Strike: a normal or abnormal phenomenon in the labour market?

In the UK, there are many strikes: one of the most common ones is the tube strike. Such strike usually causes much inconvenience to other members of the society in order to raise social attention and help them to achieve their goals. I think that such phenomenon only exists in an imperfect labour market where the supply side (labours) has a relatively dominated power over the demand side.

An imperfectly competitive labour market is also often caused by an imperfectly competitive good or service market. For example, in the UK, the national transport industry including the national rail and the London underground is a close-to-monopoly industry. Once a trade union has the ability to control the supply of labours, then it controls the supply and the outputs of the entire industry. All industries create values in our society and economy; when one industry is under the control of a trade union, then our economy partially depends on the action of this trade union, as if it decides to cut the supply of its industry, the entire economy and society will face losses.

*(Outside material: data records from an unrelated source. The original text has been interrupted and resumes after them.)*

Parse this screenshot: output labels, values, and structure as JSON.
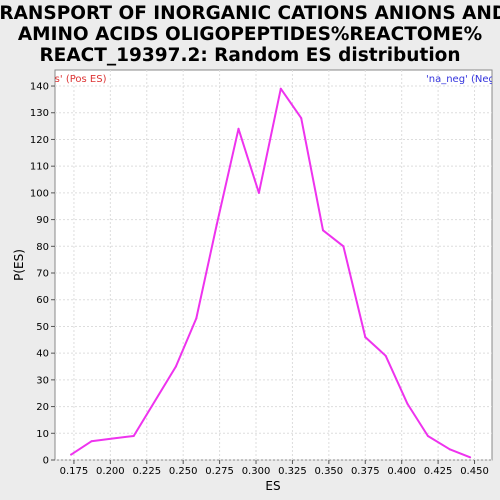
{
  "chart_data": {
    "type": "line",
    "title_lines": [
      "TRANSPORT OF INORGANIC CATIONS ANIONS AND",
      "AMINO ACIDS OLIGOPEPTIDES%REACTOME%",
      "REACT_19397.2: Random ES distribution"
    ],
    "xlabel": "ES",
    "ylabel": "P(ES)",
    "xlim": [
      0.162,
      0.462
    ],
    "ylim": [
      0,
      146
    ],
    "x_ticks": [
      "0.175",
      "0.200",
      "0.225",
      "0.250",
      "0.275",
      "0.300",
      "0.325",
      "0.350",
      "0.375",
      "0.400",
      "0.425",
      "0.450"
    ],
    "y_ticks": [
      "0",
      "10",
      "20",
      "30",
      "40",
      "50",
      "60",
      "70",
      "80",
      "90",
      "100",
      "110",
      "120",
      "130",
      "140"
    ],
    "grid": true,
    "legend": {
      "left": {
        "label": "'na_pos' (Pos ES)",
        "color": "#dd3333"
      },
      "right": {
        "label": "'na_neg' (Neg ES)",
        "color": "#3333dd"
      }
    },
    "series": [
      {
        "color": "#ee33ee",
        "x": [
          0.173,
          0.187,
          0.201,
          0.216,
          0.245,
          0.259,
          0.273,
          0.288,
          0.302,
          0.317,
          0.331,
          0.346,
          0.36,
          0.375,
          0.389,
          0.404,
          0.418,
          0.433,
          0.447
        ],
        "y": [
          2,
          7,
          8,
          9,
          35,
          53,
          88,
          124,
          100,
          139,
          128,
          86,
          80,
          46,
          39,
          21,
          9,
          4,
          1
        ]
      }
    ]
  }
}
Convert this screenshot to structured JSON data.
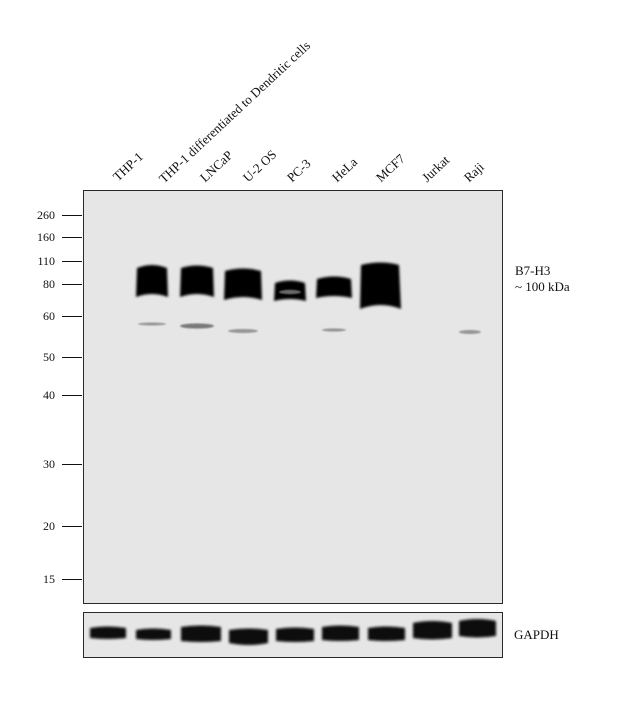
{
  "lanes": [
    {
      "label": "THP-1"
    },
    {
      "label": "THP-1 differentiated  to Dendritic cells"
    },
    {
      "label": "LNCaP"
    },
    {
      "label": "U-2 OS"
    },
    {
      "label": "PC-3"
    },
    {
      "label": "HeLa"
    },
    {
      "label": "MCF7"
    },
    {
      "label": "Jurkat"
    },
    {
      "label": "Raji"
    }
  ],
  "markers": [
    "260",
    "160",
    "110",
    "80",
    "60",
    "50",
    "40",
    "30",
    "20",
    "15"
  ],
  "target": {
    "name": "B7-H3",
    "size": "~ 100 kDa"
  },
  "loading_control": {
    "name": "GAPDH"
  }
}
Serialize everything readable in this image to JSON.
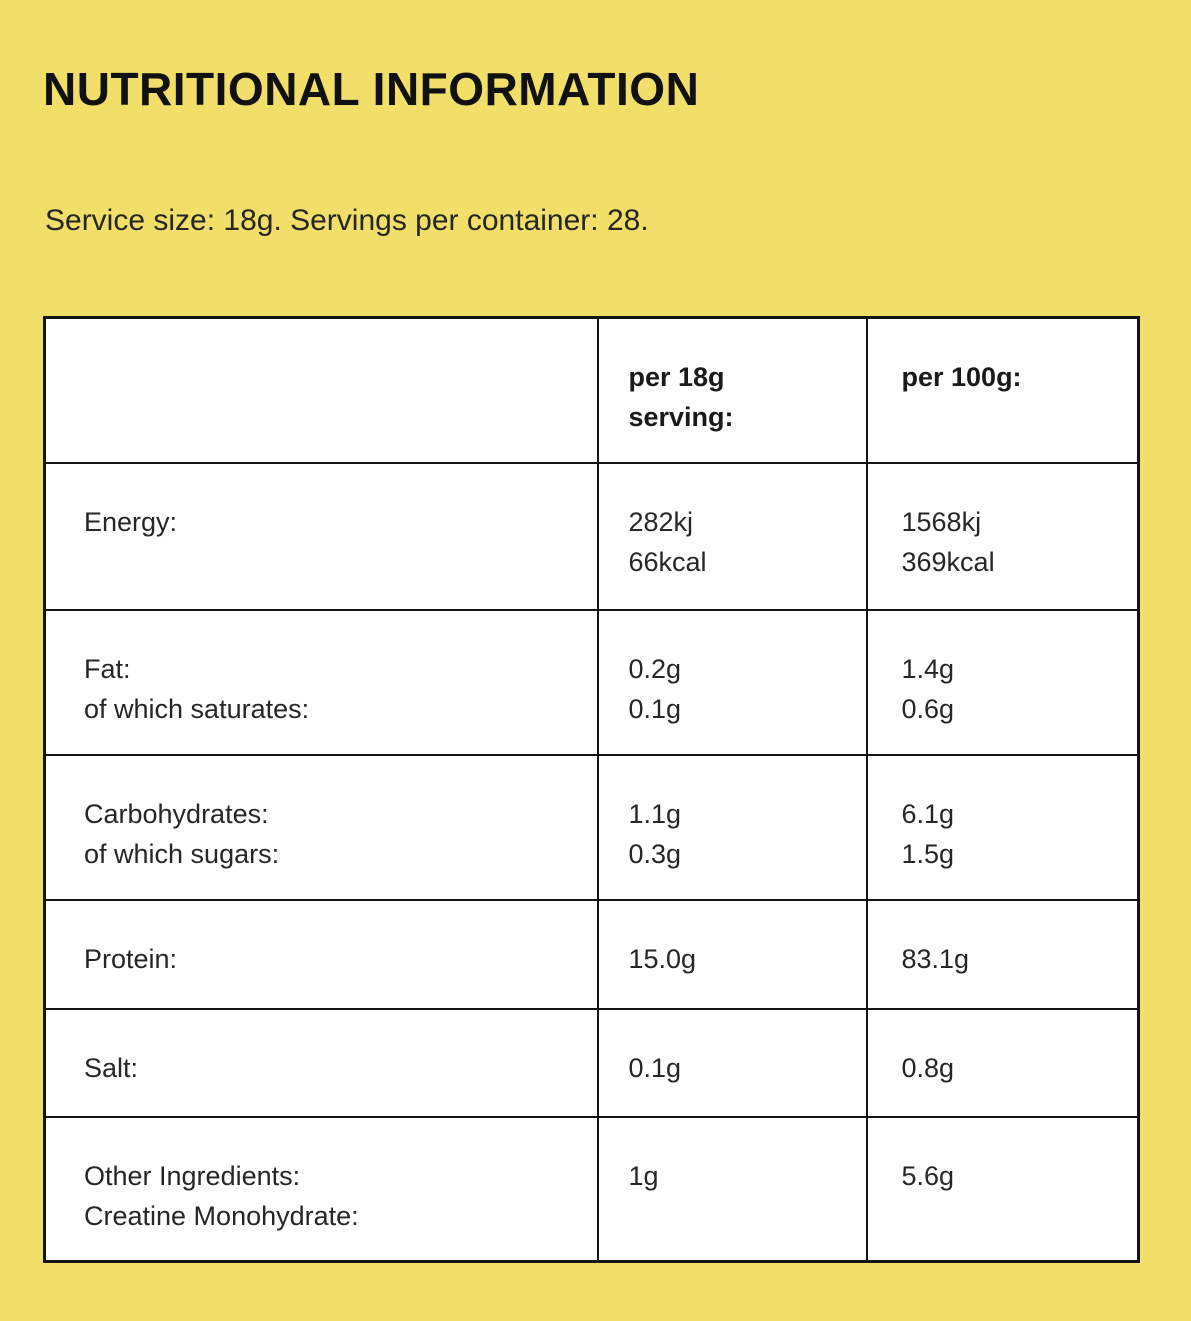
{
  "page": {
    "title": "NUTRITIONAL INFORMATION",
    "subtitle": "Service size: 18g. Servings per container: 28."
  },
  "colors": {
    "background": "#F2DF69",
    "table_background": "#FFFFFF",
    "border": "#141414",
    "text": "#262626",
    "title": "#111111"
  },
  "table": {
    "header": {
      "per_serving_lines": [
        "per 18g",
        "serving:"
      ],
      "per_100g_lines": [
        "per 100g:"
      ]
    },
    "rows": [
      {
        "label_lines": [
          "Energy:"
        ],
        "per_serving_lines": [
          "282kj",
          "66kcal"
        ],
        "per_100g_lines": [
          "1568kj",
          "369kcal"
        ]
      },
      {
        "label_lines": [
          "Fat:",
          "of which saturates:"
        ],
        "per_serving_lines": [
          "0.2g",
          "0.1g"
        ],
        "per_100g_lines": [
          "1.4g",
          "0.6g"
        ]
      },
      {
        "label_lines": [
          "Carbohydrates:",
          "of which sugars:"
        ],
        "per_serving_lines": [
          "1.1g",
          "0.3g"
        ],
        "per_100g_lines": [
          "6.1g",
          "1.5g"
        ]
      },
      {
        "label_lines": [
          "Protein:"
        ],
        "per_serving_lines": [
          "15.0g"
        ],
        "per_100g_lines": [
          "83.1g"
        ]
      },
      {
        "label_lines": [
          "Salt:"
        ],
        "per_serving_lines": [
          "0.1g"
        ],
        "per_100g_lines": [
          "0.8g"
        ]
      },
      {
        "label_lines": [
          "Other Ingredients:",
          "Creatine Monohydrate:"
        ],
        "per_serving_lines": [
          "1g"
        ],
        "per_100g_lines": [
          "5.6g"
        ]
      }
    ]
  }
}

In a perfectly competitive market, there are countless numbers of suppliers. It is impossible for a single trade union to control the entire labour supply in this market, so any trade union cannot act alone and gain enough power to influence the market and our society. When there are too many trade unions in industry, it is impossible for them to cooperate to conduct an effective strike. Therefore, in a perfectly competitive market, a strike is unlikely to take place as it can hardly make an impact.

Overall, in a perfect free market, a strike should not happen.